CIEDP completes first-phase probe in 39 districts
- Conflict victims ask how long they will take to complete complex tasks such as taking statements, excavation and exhumation
Kathmandu, July 29
The Commission of Investigation on Enforced Disappeared Persons has completed the first phase of detailed investigation in 39 districts.
As part of the first phase of detailed investigation, teams mobilised in various districts for investigation have so far collected ante-mortem data and information through story-telling from more than 90 per cent of the complainants in these districts.
According to the commission, information from the remaining complainants could not be collected as some had relocated to other places while others had gone to India for employment. “We have asked the local peace committees to trace the remaining complainants. Once they come in contact, we will collect information from them,” said CIEDP Spokesperson Bishnu Pathak.
The commission now plans to mobilise teams in additional districts in the next two weeks in line with its target of covering all the districts by the time its tenure ends in February next year.
In the second phase of the detailed investigation, the commission plans to take statements from alleged perpetrators and conduct open as well as closed public hearing. In the third phase, the commission will conduct excavation and exhumation.
“Exhumation and excavation will be conducted in emblematic cases, but investigations will be conducted into each and every complaint,” said Pathak, adding, “The public hearing will also be conducted at designated locations only.”

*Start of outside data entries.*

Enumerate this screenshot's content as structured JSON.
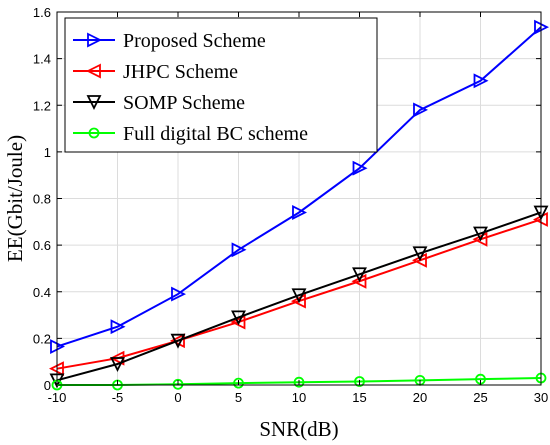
{
  "chart_data": {
    "type": "line",
    "xlabel": "SNR(dB)",
    "ylabel": "EE(Gbit/Joule)",
    "xlim": [
      -10,
      30
    ],
    "ylim": [
      0,
      1.6
    ],
    "x_ticks": [
      "-10",
      "-5",
      "0",
      "5",
      "10",
      "15",
      "20",
      "25",
      "30"
    ],
    "y_ticks": [
      "0",
      "0.2",
      "0.4",
      "0.6",
      "0.8",
      "1",
      "1.2",
      "1.4",
      "1.6"
    ],
    "grid": true,
    "legend_position": "top-left",
    "x": [
      -10,
      -5,
      0,
      5,
      10,
      15,
      20,
      25,
      30
    ],
    "series": [
      {
        "name": "Proposed Scheme",
        "color": "#0000ff",
        "marker": "triangle-right",
        "values": [
          0.165,
          0.25,
          0.39,
          0.58,
          0.74,
          0.93,
          1.18,
          1.305,
          1.535
        ]
      },
      {
        "name": "JHPC Scheme",
        "color": "#ff0000",
        "marker": "triangle-left",
        "values": [
          0.07,
          0.115,
          0.19,
          0.27,
          0.36,
          0.445,
          0.535,
          0.625,
          0.71
        ]
      },
      {
        "name": "SOMP Scheme",
        "color": "#000000",
        "marker": "triangle-down",
        "values": [
          0.02,
          0.09,
          0.19,
          0.29,
          0.385,
          0.475,
          0.565,
          0.65,
          0.74
        ]
      },
      {
        "name": "Full digital BC scheme",
        "color": "#00ff00",
        "marker": "circle",
        "values": [
          0.0,
          0.0,
          0.003,
          0.008,
          0.012,
          0.015,
          0.02,
          0.025,
          0.03
        ]
      }
    ]
  }
}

Meanwhile, the Truth and Reconciliation Commission has so far completed primary investigation into 2,600 cases.
The TRC, which had opened field offices in each of the seven provinces last year, now plans to open additional 43 offices in various districts to expedite investigations. It also plans to mobilise additional work teams in districts from where more than 1,000 complaints have been filed, according to TRC member Lila Udasi Khanal.
It has been more than three-and-a-half years since these two transitional justice mechanisms were established, but they have failed to complete the investigation even into a single case for various reasons such as lack of financial and human resources, necessary legislation and their internal weaknesses.
According to Chairman of Conflict Victims Common Platform Suman Adhikari, although the commissions have been making big claims, what they are doing now is something they should have done in the first year.
“What they are doing now is very important, but they are preliminary things,” he said. “If they took three years to do these preliminary tasks, just imagine how long they will take to do complex tasks such as taking statements from alleged perpetrators and excavating and exhuming?” he added.
He said the question was not about how many districts the commissions have visited, but how close to truth they have reached. “They are collecting information from victims just to complete formality,” he said.